His Republican colleagues on Capitol Hill are hoping to advance Alabama Sen. Jeff Sessions' nomination to serve as U.S. attorney general at warp speed. Leaders at the Senate Judiciary Committee have already announced that confirmation hearings for the nation's next top law enforcement officer will begin Jan. 10, well before Donald Trump's inauguration.
But Democrats and civil rights advocates are signaling that the path for Sessions may not be as rapid, or as smooth, as Republicans would like.
Sessions, 69, returned his questionnaire to the committee amid little fanfare late last Friday evening. The former U.S. attorney and attorney general for the state of Alabama dutifully listed his employment record. But under a section asking for "any unsuccessful candidacies you have had for elective office or unsuccessful nominations for appointed offices," Sessions didn't mention his failed bid for a federal judge post.

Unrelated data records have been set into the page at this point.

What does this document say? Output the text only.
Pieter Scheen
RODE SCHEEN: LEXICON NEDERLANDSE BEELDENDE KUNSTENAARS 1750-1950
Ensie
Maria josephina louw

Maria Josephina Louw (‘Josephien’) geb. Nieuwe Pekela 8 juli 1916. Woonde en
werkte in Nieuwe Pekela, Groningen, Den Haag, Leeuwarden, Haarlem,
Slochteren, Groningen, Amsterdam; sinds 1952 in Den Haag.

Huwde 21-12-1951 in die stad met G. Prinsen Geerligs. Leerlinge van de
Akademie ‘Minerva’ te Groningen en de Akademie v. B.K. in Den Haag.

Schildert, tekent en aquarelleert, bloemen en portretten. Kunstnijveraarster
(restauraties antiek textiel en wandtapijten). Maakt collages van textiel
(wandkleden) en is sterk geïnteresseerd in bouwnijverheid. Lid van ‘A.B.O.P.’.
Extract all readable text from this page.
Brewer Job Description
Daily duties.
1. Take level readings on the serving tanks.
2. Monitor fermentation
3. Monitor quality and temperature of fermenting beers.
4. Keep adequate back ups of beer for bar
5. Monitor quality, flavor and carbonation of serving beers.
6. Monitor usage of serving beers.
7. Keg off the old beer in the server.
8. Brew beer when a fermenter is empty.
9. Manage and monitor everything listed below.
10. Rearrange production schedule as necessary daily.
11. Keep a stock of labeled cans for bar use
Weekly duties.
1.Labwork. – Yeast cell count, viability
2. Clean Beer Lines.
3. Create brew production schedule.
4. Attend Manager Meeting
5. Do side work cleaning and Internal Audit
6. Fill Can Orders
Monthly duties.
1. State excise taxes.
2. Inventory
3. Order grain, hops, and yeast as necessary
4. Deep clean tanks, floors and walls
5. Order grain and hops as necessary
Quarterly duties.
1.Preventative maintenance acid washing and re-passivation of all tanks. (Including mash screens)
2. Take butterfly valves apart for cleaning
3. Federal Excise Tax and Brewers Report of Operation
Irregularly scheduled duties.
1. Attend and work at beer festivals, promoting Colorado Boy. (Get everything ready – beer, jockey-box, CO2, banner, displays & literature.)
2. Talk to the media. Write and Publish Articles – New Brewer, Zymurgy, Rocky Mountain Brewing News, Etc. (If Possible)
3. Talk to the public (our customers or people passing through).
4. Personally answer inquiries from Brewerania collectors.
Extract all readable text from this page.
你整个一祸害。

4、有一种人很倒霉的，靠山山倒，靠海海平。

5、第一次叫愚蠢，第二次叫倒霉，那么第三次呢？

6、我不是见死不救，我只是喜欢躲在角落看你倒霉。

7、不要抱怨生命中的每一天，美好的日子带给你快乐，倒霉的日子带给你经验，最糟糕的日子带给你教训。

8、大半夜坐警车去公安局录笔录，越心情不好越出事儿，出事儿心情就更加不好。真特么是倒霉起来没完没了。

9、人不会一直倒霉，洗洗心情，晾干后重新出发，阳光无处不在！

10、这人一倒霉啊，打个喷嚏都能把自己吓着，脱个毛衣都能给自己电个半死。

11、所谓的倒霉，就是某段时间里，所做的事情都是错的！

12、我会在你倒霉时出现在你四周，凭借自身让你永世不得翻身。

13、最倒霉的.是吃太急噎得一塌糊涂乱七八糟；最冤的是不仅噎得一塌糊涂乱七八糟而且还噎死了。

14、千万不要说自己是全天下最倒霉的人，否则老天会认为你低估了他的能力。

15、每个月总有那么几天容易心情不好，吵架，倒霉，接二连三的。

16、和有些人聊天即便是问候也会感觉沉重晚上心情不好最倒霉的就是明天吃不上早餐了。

Back in 1986, the Republican-led Judiciary Committee, the same panel that will consider his nomination next year, rejected him for a lifetime-tenured judgeship after lawyers testified he had a record of making racially insensitive statements. Sessions denied he was a racist, but he acknowledged he made a joke about thinking members of the KKK were all right — until he learned they smoked marijuana.
At the time of his nomination last month, Trump described Sessions in a written statement as "a world-class legal mind." The transition team has pointed to Sessions' support for a congressional award for civil rights hero Rosa Parks; his vote for Eric Holder Jr., the first black man to serve as attorney general; and his assistance in helping the Southern Poverty Law Center to sue the Ku Klux Klan into bankruptcy in 1981.
The Leadership Conference on Civil and Human Rights isn't so certain Sessions will enforce the civil rights laws on the books. The coalition of more than 200 human rights groups wrote lawmakers earlier this month to condemn the nominee as the wrong man for the job.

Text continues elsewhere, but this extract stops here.